Desidia

A través de un comunicado, Panam Sports revocó a Barranquilla como sede de los Juegos Panamericanos 2027, debido al incumplimiento en los pagos administrativos.
La pérdida para Barranquilla de esta sede es inverosímil, sobre todo cuando uno entiende que ésta se dio, debido al descuido del Gobierno nacional para girar los recursos. Sí, es cierto, hablamos de 4000 millones de pesos que debían girarse y que, seguramente, no estaban debajo de la almohada de nadie, menos, desde que existe el Ministerio de la Igualdad con sus $500.000 millones de presupuesto, que le permiten rentar para su funcionamiento, 2 pisos de un hotel por más de 200 millones de pesos mensuales. Y es que las prioridades existen, pensarán algunos, y es más importante el Ministerio, sus funcionarios y las deudas que con él están pagando, que traer al país un evento deportivo que nos destaque en la región.

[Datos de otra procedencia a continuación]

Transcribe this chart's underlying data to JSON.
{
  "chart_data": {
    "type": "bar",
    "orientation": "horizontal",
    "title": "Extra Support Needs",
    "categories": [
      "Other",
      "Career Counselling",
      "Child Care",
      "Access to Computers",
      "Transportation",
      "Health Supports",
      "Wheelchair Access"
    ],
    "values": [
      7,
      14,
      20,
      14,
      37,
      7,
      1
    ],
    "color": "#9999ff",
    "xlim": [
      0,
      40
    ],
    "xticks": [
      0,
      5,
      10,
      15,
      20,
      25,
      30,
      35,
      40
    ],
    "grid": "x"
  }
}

Recuerde: cada quien tiene sus prioridades.
Lo curioso es que el Gobierno Petro deje perder una oportunidad como ésta, que tiene antecedentes en Cali en el año 1971 y que ha sido considerada como uno de los grandes motores para el desarrollo de dicha región, cuando una de sus principales propuestas de campaña era incentivar el turismo como gran activador del PIB. ¿Será que no considera suficientemente representativa a la cantidad de participantes, delegaciones y personas que, por curiosidad, asisten desde otros países a este tipo de eventos? ¿Será que no consideran estos encuentros como una buena vitrina para mostrar a los extranjeros como es en realidad nuestro país y traerlos para que inviertan su dinero en nuestros hoteles, restaurantes, artesanías o comercio?
Y aunque intentaron culpar al Gobierno Duque de no haberles dicho nada, las actas de empalme demostraron que todo quedó sobre la mesa, trasladando la responsabilidad a este Gobierno. Es por eso que el presidente Petro tuvo que citar a una reunión de emergencia para el martes a las 8 a. m., para recuperar a Barranquilla como sede de los XX Juegos Panamericanos 2027, reunión que esperamos, permita encontrar una solución que, ojalá, no requiera una inversión superior a la que debía hacerse como compromiso inicial. Entre la Cancillería, la ministra de Deporte, Astrid Rodríguez, el Comité Olímpico Colombiano, el gobernador del Atlántico, Eduardo Verano de la Rosa y el alcalde de Barranquilla, Alejandro Char, tienen que encontrar cómo subsanar la desidia del Gobierno o su incompetencia administrativa, porque no hay otra manera de entender que esta oportunidad esté, en este punto, «más perdida que embolatada».
Aunque no conozco los términos de estas negociaciones, ni cómo define Panam Sports las sedes, cruzo los dedos para que no haya candidatizado otro país que, esperando su oportunidad para brillar y ante el incumplimiento de Colombia, tenga listo el dinero o haya realizado el pago requerido para ser sede. En ese caso, ni la reunión de emergencia sería necesaria. Esperemos los resultados con los dedos cruzados.